DOSSIÊ TRADUÇÃO LITERÁRIA

Impasses na tradução de poesia

Geraldo Holanda Cavalcanti

Diplomata, poeta, ensaísta e tradutor brasileiro. É autor dos livros de poesias O mandiocal de verdes mãos e Poesia reunida, do livro de ficção Encontro em Ouro Preto (Record) e de memórias Memórias de um tradutor de poesia e As desventuras da graça. É membro da Academia Brasileira de Letras. Traduziu, entre outros, os seguintes livros de poesias: Eugênio Montale – Poesias, seleção, tradução e notas; Umberto Saba – Poemas; Lalla Romano – Poemas; Sandro Penna – Poemas; Attilio Bertollucci – Poemas. @ – geraldo.cavalcanti@gmail.com

RESUMO

O poema não carrega palavras, mas sentidos que são expressos em conjuntos verbais. Giuseppe Ungaretti faz a distinção entre sentido e significação. O sentido se aproxima da epifania; a significação, da explicação. Uma análise do poema Mattina fornece elementos para melhor compreender essa distinção. O poema, ao mesmo tempo, oferece um exemplo da intraduzibilidade de certos textos poéticos. O autor toma, em seguida, o poema L'Anguilla, de Eugenio Montale, como um bom exemplo dos problemas oferecidos pela tradução interposta, no caso demonstrando que pela leitura das suas versões inglesas ou francesas é impossível alcançar uma clara noção do que está contido no original italiano. Na terceira parte o autor apresenta exemplos colhidos na sua experiência de tradução da obra de Salvatore Quasimodo para ressaltar a importância do recurso à leitura das variantes para o correto entendimento da versão canonizada. A quarta parte pretender resgatar a presença do poeta triestino Umberto Saba, pouco conhecido no Brasil, como um dos quatro maiores poetas italianos do século XX.

Palavras-chave: Giuseppe Ungaretti, Eugenio Montale, Salvatore Quasimodo, Umberto Saba, Tradução de Poesia, Intraduzibilidade da poesia, Leitor de poesia, Variantes, Hermetismo.

Pediram-me um depoimento, não um ensaio. Reflexões de quem se tem dedicado à difícil tarefa da tradução de poesia.
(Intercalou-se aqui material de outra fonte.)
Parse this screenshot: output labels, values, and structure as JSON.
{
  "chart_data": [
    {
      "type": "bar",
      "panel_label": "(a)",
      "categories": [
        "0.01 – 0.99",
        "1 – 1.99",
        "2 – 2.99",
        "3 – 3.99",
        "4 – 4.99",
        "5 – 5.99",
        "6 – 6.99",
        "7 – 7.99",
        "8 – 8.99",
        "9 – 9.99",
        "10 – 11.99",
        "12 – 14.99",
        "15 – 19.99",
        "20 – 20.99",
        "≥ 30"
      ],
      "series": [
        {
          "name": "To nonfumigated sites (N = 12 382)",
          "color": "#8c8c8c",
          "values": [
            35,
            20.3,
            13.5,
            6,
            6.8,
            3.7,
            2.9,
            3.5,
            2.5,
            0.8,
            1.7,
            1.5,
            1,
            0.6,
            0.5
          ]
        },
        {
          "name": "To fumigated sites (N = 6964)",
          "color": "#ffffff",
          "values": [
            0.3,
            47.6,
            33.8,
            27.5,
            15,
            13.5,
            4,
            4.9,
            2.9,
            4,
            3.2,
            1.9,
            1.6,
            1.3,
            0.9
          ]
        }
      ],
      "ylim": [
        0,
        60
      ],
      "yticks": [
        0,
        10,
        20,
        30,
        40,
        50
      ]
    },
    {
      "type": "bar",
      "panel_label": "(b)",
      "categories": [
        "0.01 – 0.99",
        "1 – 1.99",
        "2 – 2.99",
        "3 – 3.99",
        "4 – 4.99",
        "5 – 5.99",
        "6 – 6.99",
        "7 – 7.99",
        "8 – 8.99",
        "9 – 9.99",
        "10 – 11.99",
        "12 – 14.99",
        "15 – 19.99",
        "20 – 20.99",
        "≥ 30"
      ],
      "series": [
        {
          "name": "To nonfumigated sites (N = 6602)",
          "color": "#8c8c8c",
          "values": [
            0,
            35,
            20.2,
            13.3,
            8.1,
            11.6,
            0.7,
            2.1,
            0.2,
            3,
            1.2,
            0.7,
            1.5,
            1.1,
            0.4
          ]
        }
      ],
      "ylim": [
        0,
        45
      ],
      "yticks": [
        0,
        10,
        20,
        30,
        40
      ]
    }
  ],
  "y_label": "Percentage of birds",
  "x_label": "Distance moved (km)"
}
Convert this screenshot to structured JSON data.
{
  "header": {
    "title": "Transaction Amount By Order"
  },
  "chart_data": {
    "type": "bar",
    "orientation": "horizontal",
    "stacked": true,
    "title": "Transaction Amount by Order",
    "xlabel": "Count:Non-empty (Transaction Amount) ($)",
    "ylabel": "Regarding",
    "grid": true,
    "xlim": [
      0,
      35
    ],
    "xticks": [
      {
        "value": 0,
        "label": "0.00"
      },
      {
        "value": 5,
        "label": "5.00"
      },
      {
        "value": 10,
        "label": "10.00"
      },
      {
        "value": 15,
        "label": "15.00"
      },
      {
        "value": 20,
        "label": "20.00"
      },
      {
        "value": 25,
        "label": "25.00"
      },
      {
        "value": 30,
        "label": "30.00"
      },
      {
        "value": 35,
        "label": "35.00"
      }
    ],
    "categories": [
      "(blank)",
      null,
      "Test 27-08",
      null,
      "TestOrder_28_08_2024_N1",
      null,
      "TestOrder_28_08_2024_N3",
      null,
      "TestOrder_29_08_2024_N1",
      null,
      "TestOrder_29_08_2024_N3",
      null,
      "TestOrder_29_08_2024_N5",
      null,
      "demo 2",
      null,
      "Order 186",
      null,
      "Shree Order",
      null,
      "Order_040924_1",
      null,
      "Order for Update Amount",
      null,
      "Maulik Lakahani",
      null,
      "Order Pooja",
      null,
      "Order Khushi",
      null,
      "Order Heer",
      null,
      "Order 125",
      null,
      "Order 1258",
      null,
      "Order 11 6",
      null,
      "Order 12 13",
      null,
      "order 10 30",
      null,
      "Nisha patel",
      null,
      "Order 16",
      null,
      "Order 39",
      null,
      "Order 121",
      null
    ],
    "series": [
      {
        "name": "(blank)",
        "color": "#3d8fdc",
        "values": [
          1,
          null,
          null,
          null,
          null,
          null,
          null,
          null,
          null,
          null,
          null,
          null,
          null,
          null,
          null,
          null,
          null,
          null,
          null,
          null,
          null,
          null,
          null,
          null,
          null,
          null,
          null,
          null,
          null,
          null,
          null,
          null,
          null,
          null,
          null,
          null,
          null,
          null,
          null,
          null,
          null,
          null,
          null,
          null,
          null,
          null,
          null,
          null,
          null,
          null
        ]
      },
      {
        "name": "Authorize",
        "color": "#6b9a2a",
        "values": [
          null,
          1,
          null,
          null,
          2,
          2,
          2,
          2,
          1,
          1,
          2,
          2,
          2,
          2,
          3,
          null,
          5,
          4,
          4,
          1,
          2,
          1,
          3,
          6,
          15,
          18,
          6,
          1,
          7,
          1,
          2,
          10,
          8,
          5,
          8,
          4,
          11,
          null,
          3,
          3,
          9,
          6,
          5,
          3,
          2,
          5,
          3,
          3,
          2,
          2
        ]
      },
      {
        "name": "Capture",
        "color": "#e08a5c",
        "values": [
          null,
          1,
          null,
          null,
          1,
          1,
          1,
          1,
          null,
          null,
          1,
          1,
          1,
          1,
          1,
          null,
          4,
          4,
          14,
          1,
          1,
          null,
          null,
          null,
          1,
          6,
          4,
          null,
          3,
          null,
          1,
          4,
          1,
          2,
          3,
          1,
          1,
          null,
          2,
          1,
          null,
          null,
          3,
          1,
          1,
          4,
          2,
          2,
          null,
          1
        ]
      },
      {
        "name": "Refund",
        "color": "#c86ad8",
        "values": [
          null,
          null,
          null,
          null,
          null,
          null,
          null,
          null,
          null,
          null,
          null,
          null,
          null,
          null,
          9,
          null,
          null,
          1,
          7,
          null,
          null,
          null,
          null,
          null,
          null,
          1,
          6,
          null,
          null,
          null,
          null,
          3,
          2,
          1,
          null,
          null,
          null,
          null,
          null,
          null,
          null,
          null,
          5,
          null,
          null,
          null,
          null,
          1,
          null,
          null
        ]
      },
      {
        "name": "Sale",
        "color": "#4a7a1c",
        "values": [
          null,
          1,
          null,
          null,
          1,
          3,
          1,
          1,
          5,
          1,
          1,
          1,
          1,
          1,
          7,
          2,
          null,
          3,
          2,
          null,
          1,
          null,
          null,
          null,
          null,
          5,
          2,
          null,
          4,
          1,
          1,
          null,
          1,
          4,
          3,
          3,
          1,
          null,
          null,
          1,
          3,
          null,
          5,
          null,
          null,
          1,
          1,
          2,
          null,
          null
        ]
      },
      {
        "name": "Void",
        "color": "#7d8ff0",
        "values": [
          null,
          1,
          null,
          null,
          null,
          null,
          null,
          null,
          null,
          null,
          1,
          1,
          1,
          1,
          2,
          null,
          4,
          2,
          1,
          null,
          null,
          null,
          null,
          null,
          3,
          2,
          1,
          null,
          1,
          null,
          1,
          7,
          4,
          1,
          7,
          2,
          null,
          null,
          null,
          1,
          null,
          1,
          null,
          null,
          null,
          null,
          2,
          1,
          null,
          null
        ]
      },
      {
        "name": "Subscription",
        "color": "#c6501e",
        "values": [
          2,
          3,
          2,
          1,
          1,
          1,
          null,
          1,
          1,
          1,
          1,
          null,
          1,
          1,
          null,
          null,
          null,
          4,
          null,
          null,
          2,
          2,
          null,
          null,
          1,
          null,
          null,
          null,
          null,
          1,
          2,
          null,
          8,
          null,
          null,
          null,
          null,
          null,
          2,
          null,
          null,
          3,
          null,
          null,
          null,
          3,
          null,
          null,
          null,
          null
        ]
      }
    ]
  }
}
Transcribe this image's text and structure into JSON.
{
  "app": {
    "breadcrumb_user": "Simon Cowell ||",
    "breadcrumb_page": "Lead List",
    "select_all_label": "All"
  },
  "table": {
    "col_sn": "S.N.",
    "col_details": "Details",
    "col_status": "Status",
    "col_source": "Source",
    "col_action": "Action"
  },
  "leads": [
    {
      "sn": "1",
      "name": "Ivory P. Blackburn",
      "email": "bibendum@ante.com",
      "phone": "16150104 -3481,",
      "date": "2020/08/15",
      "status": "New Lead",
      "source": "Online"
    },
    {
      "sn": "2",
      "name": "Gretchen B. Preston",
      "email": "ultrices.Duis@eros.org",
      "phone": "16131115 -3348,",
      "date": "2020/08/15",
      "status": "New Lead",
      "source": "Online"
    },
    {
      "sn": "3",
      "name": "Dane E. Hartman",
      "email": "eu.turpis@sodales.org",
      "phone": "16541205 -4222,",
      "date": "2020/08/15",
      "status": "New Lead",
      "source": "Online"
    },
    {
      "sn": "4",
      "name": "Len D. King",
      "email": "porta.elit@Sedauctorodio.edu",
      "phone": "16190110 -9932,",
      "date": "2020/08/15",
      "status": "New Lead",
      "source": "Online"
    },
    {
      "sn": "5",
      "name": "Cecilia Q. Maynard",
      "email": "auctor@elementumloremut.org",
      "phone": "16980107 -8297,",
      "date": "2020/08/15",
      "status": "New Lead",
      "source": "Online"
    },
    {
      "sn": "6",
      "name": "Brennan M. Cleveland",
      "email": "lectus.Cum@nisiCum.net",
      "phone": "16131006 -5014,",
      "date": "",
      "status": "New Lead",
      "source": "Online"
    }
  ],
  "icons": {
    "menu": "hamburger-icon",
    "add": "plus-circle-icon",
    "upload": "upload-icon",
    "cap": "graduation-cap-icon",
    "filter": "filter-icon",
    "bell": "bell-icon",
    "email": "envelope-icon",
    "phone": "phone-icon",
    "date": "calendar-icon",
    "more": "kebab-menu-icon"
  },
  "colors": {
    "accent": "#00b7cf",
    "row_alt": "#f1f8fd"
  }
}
Isso pode ser duas coisas: uma curta memória de como me fiz tradutor ou alguns registros de experiências concretas no trabalho da tradução. Tomo este último caminho. E me deterei apenas em um ou dois episódios de alguns dos livros que escrevi.

Ungaretti

O poema não carrega palavras, mas sentidos, já se disse, e muito. Não é preciso acrescentar que o sentido da palavra só pode ser percebido no conjunto semântico em que ela se insere. Mas esse sentido, tampouco, é transparente. Se a palavra é polissêmica por natureza, não o é menos a frase, na obra de ficção ou no verso, neste em particular. Ao escrever o poema o autor não está pensando no leitor. Não o faz para comunicar-se. Está em luta consigo mesmo, querendo encontrar a melhor maneira de expressar o que tem em mente, seja o resultado de uma epifania, seja a mera transcrição de um flash semântico que a si mesmo surpreenda como a mais adequada representação gráfica ou sonora do efeito que deseja reproduzir.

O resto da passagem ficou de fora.